The Bureau of Immigration on Thursday was asked to show mercy and stop the deportation of an 84-year-old American-Australian law professor so he could seek medical help in the country.
The National Union of People’s Lawyers (NUPL) asked Immigration Commissioner Jaime Morente to recall the deportation order issued against Gill Boehringer, who had been barred entry into the country on his arrival from Sydney.
“For humanitarian considerations, we pray that Mr. Boehringer’s exclusion order be immediately recalled so he can be checked by a doctor and recuperate until he is fit to travel back home,” Edre Olalia, NUPL president, said in a two-page letter.
Immigration officials earlier ordered Boehringer’s deportation after he was refused entry on his arrival at the Ninoy Aquino International Airport (Naia) Terminal 1 past midnight on Wednesday. He was listed in the bureau’s blacklist order.
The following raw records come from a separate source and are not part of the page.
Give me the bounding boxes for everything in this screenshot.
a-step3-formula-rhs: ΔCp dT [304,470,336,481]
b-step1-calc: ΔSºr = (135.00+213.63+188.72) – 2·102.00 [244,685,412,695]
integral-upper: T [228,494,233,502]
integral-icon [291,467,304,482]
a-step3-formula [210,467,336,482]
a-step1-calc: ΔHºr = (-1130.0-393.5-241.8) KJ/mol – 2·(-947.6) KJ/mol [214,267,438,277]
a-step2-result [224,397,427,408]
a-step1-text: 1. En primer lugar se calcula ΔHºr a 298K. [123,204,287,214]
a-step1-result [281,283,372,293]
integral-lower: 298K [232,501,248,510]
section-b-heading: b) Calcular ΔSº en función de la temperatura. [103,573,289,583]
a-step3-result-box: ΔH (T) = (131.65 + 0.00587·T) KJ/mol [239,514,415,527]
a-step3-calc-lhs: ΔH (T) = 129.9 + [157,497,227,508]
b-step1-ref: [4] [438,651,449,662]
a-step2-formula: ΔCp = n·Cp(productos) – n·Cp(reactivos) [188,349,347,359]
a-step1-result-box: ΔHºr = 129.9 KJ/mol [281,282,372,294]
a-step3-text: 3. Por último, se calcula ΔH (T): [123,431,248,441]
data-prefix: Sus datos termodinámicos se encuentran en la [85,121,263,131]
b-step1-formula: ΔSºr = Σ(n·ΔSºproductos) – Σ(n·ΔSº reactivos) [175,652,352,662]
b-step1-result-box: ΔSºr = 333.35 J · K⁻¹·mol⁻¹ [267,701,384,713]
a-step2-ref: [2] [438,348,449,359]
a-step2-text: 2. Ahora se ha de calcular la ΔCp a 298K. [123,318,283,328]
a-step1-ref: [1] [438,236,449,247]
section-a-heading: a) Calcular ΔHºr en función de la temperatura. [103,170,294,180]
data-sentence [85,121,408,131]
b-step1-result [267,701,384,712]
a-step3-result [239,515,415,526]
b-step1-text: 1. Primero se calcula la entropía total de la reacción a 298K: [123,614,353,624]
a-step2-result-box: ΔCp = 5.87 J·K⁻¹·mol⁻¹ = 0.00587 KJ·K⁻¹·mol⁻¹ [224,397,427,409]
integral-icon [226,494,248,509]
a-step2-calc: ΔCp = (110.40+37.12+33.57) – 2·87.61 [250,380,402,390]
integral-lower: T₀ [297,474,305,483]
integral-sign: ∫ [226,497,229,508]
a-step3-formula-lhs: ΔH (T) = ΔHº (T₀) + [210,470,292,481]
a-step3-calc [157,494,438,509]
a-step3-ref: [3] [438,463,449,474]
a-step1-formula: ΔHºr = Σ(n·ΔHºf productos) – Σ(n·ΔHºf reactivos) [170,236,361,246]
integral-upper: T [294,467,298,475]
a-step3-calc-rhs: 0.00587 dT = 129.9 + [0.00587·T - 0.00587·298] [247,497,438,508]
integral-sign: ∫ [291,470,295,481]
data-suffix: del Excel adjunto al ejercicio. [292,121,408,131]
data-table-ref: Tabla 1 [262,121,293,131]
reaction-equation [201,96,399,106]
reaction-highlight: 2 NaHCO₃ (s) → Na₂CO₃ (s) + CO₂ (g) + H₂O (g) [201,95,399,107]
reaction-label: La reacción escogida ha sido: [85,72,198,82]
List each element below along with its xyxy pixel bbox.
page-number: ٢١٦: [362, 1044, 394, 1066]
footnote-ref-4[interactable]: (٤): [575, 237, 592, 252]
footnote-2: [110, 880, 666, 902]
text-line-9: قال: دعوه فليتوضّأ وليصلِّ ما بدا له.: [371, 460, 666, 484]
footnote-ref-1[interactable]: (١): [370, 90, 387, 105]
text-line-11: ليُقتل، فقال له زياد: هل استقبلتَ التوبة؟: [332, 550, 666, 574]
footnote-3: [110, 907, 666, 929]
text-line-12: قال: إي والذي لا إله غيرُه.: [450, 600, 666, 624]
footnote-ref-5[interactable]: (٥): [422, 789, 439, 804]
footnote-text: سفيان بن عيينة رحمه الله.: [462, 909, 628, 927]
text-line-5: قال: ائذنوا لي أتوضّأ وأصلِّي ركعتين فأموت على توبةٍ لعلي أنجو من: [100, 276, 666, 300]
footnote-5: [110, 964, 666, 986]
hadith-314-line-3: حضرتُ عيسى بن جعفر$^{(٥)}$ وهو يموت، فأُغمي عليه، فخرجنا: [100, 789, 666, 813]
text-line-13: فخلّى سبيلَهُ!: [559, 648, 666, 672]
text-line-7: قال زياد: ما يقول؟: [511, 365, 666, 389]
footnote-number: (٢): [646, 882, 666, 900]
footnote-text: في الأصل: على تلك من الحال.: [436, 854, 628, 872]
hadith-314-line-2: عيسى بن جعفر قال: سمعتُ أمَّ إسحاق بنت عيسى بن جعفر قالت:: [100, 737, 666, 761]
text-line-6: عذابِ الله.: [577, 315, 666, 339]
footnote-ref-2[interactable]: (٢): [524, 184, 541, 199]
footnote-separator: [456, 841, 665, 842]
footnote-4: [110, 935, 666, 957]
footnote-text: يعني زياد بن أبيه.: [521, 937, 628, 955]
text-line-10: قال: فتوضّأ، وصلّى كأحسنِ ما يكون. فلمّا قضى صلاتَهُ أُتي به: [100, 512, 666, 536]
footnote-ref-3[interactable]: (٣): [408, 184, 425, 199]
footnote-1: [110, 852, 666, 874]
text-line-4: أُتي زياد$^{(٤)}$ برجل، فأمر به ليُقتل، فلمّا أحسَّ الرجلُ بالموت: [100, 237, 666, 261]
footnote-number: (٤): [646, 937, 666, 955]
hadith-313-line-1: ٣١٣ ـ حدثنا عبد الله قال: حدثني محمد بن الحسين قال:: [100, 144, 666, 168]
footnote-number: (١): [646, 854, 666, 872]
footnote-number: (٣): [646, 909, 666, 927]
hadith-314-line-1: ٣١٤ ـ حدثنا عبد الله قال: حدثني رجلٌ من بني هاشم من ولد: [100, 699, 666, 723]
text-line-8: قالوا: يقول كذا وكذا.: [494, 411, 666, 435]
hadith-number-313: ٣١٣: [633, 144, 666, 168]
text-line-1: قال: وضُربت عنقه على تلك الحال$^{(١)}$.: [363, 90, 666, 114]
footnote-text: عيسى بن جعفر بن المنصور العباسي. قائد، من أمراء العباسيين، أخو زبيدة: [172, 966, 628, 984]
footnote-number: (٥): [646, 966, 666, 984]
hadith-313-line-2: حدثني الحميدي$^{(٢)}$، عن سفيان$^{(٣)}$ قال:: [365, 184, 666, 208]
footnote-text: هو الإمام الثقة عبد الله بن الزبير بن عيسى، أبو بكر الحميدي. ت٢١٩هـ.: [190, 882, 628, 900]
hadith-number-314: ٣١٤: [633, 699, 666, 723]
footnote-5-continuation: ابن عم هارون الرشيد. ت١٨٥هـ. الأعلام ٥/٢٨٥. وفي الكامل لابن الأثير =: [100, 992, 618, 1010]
Boehringer told the Inquirer on Thursday that he had been asked to leave at 5:30 p.m. on a China Southern Airlines flight back to Sydney, but was hopeful that Morente would allow him to stay to see a medical specialist and get hospital care.
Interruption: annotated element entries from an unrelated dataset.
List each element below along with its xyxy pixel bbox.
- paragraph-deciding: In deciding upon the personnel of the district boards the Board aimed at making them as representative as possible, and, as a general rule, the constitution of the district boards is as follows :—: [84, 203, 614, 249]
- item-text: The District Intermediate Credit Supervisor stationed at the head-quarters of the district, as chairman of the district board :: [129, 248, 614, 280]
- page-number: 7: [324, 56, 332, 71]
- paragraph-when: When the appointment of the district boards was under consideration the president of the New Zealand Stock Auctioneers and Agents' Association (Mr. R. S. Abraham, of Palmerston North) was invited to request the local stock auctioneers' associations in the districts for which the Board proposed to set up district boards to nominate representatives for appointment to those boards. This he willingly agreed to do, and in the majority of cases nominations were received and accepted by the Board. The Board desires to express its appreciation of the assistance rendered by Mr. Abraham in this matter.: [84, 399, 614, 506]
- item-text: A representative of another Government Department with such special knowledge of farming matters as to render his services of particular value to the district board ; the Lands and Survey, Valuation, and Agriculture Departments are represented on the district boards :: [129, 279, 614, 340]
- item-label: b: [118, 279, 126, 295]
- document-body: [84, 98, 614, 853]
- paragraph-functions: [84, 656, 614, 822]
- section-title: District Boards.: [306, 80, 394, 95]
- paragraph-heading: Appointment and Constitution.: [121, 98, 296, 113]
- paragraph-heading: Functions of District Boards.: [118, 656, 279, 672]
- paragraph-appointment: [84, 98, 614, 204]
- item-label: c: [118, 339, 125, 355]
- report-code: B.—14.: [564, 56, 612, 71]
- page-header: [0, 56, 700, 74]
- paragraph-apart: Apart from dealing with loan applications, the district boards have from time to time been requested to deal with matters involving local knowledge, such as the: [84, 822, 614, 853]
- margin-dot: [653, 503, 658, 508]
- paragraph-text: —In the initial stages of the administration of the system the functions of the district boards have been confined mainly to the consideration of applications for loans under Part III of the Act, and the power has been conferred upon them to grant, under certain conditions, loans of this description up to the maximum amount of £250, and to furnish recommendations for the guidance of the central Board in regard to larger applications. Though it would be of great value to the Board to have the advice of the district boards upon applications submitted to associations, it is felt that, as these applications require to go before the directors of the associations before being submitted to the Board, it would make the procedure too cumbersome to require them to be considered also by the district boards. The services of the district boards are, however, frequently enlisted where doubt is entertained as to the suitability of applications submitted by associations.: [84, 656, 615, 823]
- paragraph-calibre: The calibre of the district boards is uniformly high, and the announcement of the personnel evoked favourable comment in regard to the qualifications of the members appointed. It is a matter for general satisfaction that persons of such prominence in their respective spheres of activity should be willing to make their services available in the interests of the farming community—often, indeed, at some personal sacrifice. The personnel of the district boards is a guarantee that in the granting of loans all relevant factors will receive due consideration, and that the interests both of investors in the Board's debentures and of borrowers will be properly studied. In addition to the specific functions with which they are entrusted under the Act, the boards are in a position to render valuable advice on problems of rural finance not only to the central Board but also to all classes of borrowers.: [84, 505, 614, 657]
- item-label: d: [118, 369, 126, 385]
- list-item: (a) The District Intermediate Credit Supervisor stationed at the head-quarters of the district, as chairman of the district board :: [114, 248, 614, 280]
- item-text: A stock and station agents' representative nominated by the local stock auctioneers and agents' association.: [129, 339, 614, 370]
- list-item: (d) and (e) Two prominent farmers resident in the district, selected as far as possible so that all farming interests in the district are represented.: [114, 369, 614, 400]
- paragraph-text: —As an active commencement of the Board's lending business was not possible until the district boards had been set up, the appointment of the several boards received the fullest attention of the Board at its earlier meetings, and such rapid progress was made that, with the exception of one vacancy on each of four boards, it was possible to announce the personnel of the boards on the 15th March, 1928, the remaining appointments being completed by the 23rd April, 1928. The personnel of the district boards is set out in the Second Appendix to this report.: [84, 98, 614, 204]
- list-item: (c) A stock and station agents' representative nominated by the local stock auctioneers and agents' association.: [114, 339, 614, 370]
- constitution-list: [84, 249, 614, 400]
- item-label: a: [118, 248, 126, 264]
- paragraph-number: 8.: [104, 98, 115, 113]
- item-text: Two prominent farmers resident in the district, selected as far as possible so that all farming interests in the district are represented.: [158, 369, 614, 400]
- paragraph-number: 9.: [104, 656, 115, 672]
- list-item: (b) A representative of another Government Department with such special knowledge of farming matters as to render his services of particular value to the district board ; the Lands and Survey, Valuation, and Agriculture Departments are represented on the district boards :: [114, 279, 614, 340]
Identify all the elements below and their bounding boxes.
“I can’t say I’m confident, but things are looking up,” said Boehringer, who is being held at Naia Terminal 1.
Geneve Rivera-Reyes, a physician who examined Boehringer on Wednesday, provided immigration authorities with a medical certificate stating that he was unfit to make the return trip so soon, due to cellulitis on both legs, swelling and the risk of deep vein thrombosis, or blood clotting in the veins.
Human rights advocates
“It’s very trying because not being allowed to come into the Philippines means that I can’t see my wife, and that’s a terrible injustice,” said Boehringer, whose wife Evelyn is from Mindanao. They are both longtime human rights advocates.
In a copy of the request letter obtained by the Inquirer, NUPL said Boehringer had a history of nearly fatal pulmonary embolism and had vomited twice since his arrival in Manila on Wednesday.
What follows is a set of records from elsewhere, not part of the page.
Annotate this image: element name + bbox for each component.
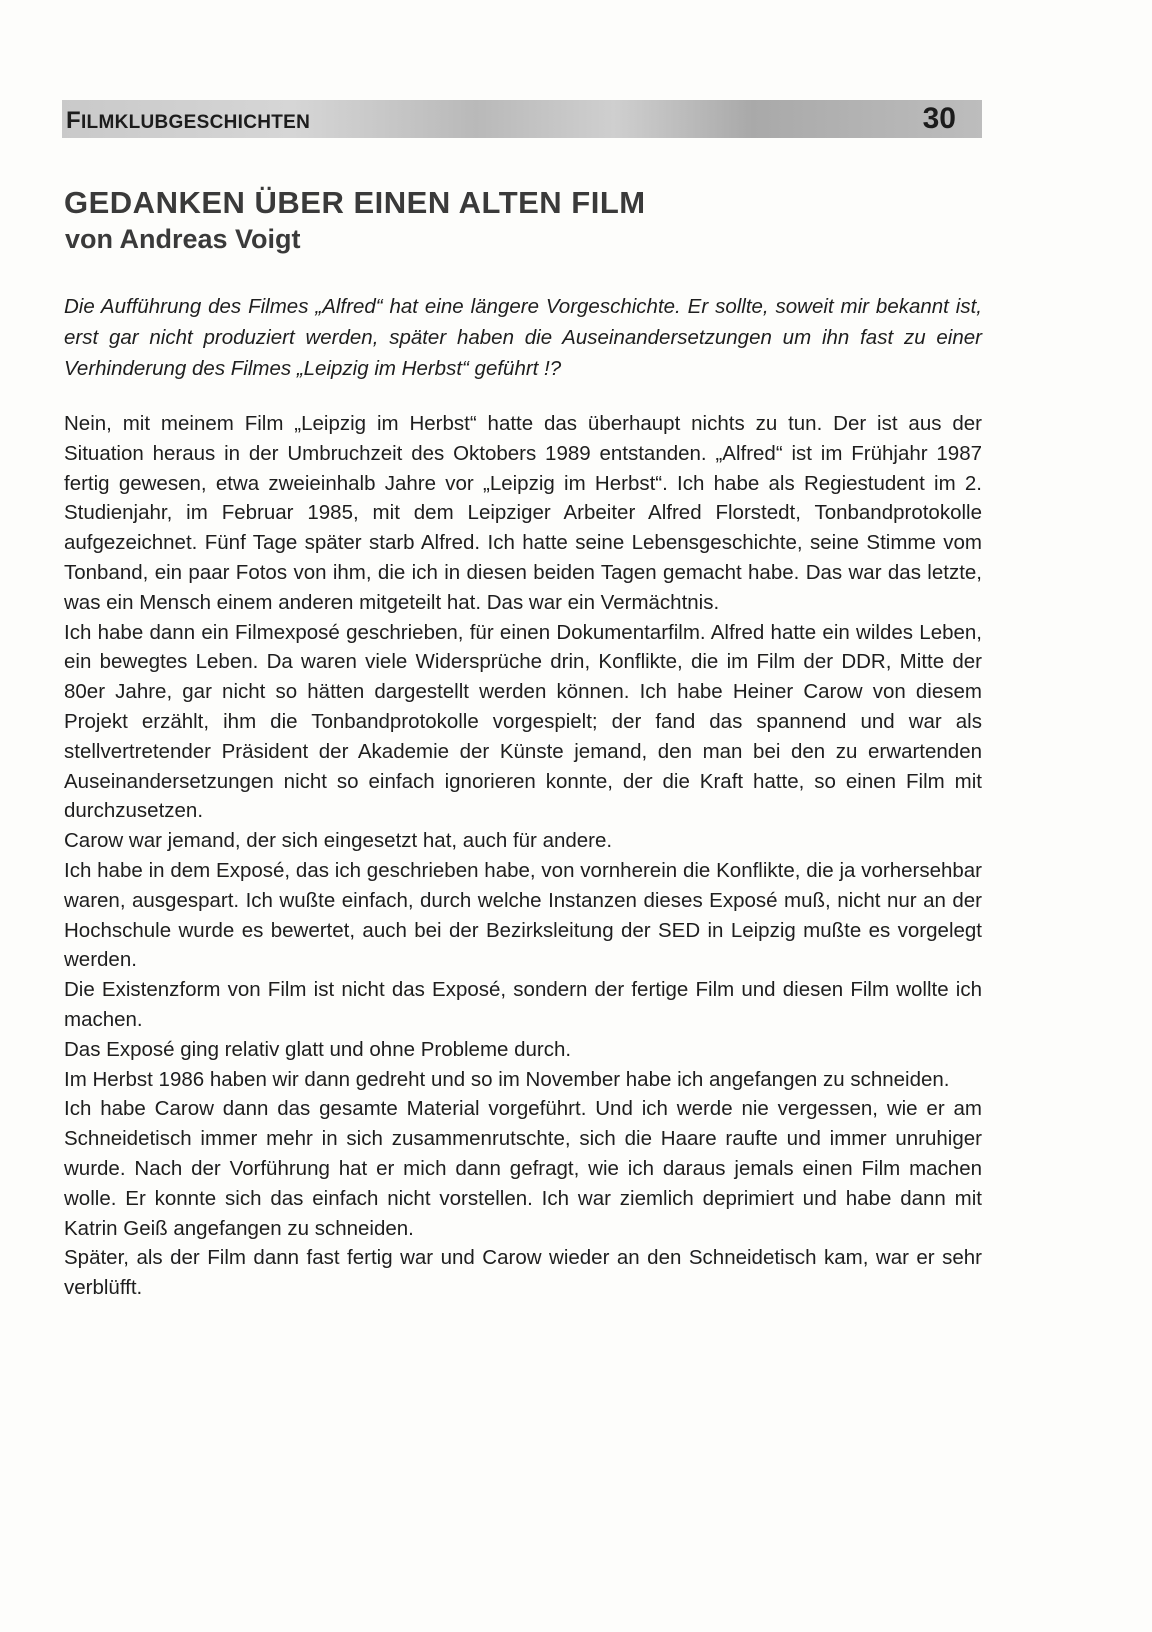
body-paragraph: Ich habe in dem Exposé, das ich geschrieben habe, von vornherein die Konflikte, die ja vorhersehbar waren, ausgespart. Ich wußte einfach, durch welche Instanzen dieses Exposé muß, nicht nur an der Hochschule wurde es bewertet, auch bei der Bezirksleitung der SED in Leipzig mußte es vorgelegt werden. — [64, 858, 982, 972]
body-paragraph: Carow war jemand, der sich eingesetzt hat, auch für andere. — [64, 829, 613, 853]
body-paragraph: Später, als der Film dann fast fertig war und Carow wieder an den Schneidetisch kam, war er sehr verblüfft. — [64, 1246, 982, 1300]
article-author: von Andreas Voigt — [65, 224, 301, 254]
body-paragraph: Die Existenzform von Film ist nicht das Exposé, sondern der fertige Film und diesen Film wollte ich machen. — [64, 978, 982, 1031]
body-paragraph: Nein, mit meinem Film „Leipzig im Herbst“ hatte das überhaupt nichts zu tun. Der ist aus der Situation heraus in der Umbruchzeit des Oktobers 1989 entstanden. „Alfred“ ist im Frühjahr 1987 fertig gewesen, etwa zweieinhalb Jahre vor „Leipzig im Herbst“. Ich habe als Regiestudent im 2. Studienjahr, im Februar 1985, mit dem Leipziger Arbeiter Alfred Florstedt, Tonbandprotokolle aufgezeichnet. Fünf Tage später starb Alfred. Ich hatte seine Lebensgeschichte, seine Stimme vom Tonband, ein paar Fotos von ihm, die ich in diesen beiden Tagen gemacht habe. Das war das letzte, was ein Mensch einem anderen mitgeteilt hat. Das war ein Vermächtnis. — [64, 412, 982, 614]
page-number: 30 — [922, 102, 956, 135]
section-label: FILMKLUBGESCHICHTEN — [66, 107, 311, 134]
body-paragraph: Ich habe dann ein Filmexposé geschrieben, für einen Dokumentarfilm. Alfred hatte ein wildes Leben, ein bewegtes Leben. Da waren viele Widersprüche drin, Konflikte, die im Film der DDR, Mitte der 80er Jahre, gar nicht so hätten dargestellt werden können. Ich habe Heiner Carow von diesem Projekt erzählt, ihm die Tonbandprotokolle vorgespielt; der fand das spannend und war als stellvertretender Präsident der Akademie der Künste jemand, den man bei den zu erwartenden Auseinandersetzungen nicht so einfach ignorieren konnte, der die Kraft hatte, so einen Film mit durchzusetzen. — [64, 620, 982, 823]
body-paragraph: Im Herbst 1986 haben wir dann gedreht und so im November habe ich angefangen zu schneiden. — [64, 1067, 950, 1091]
article-title: GEDANKEN ÜBER EINEN ALTEN FILM — [64, 185, 646, 220]
body-paragraph: Ich habe Carow dann das gesamte Material vorgeführt. Und ich werde nie vergessen, wie er am Schneidetisch immer mehr in sich zusammenrutschte, sich die Haare raufte und immer unruhiger wurde. Nach der Vorführung hat er mich dann gefragt, wie ich daraus jemals einen Film machen wolle. Er konnte sich das einfach nicht vorstellen. Ich war ziemlich deprimiert und habe dann mit Katrin Geiß angefangen zu schneiden. — [64, 1097, 982, 1240]
lead-paragraph: Die Aufführung des Filmes „Alfred“ hat eine längere Vorgeschichte. Er sollte, soweit mir bekannt ist, erst gar nicht produziert werden, später haben die Auseinandersetzungen um ihn fast zu einer Verhinderung des Filmes „Leipzig im Herbst“ geführt !? — [64, 295, 982, 380]
body-paragraph: Das Exposé ging relativ glatt und ohne Probleme durch. — [64, 1037, 572, 1061]
running-header — [62, 100, 982, 138]
article-body — [64, 409, 982, 1303]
Lawyer Maria Sol Taule said she was confident that Boehringer would be allowed to stay in the country. “If anything happens to Boehringer on his return trip, the [bureau] will be held liable for it,” she said.
The professor was blacklisted for his participation in a rally here in November 2015. But Taule dismissed it as hearsay, saying that Boehringer was not even in the Philippines at that time.
Evelyn Boehringer arrived in Manila from Butuan City on Wednesday night after hearing of her husband’s predicament.
Seething over threat
She said on Thursday that she was seething over the threat of his deportation, but hopeful that the professor would ultimately be allowed to stay.
“It’s not wrong to be of service to others,” she said, referring to the alleged grounds for his blacklisting.
The two are involved in advocacy work relating to the plight of the “Lumad,” the indigenous peoples in Mindanao. Boehringer said the struggle of indigenous Australians were similar to that of the lumad.
In a statement, immigration spokesperson Dana Krizia Sandoval said government intelligence sources had recommended in 2017 that the professor be barred from entering the country.
“Inclusion in the blacklist means that the subject is a threat to public order and safety, and blacklisting minimizes that risk,” Sandoval said.
She added, however, that the blacklist could be reversed if Boehringer would be able to submit “sufficient proof” to reverse the blacklist.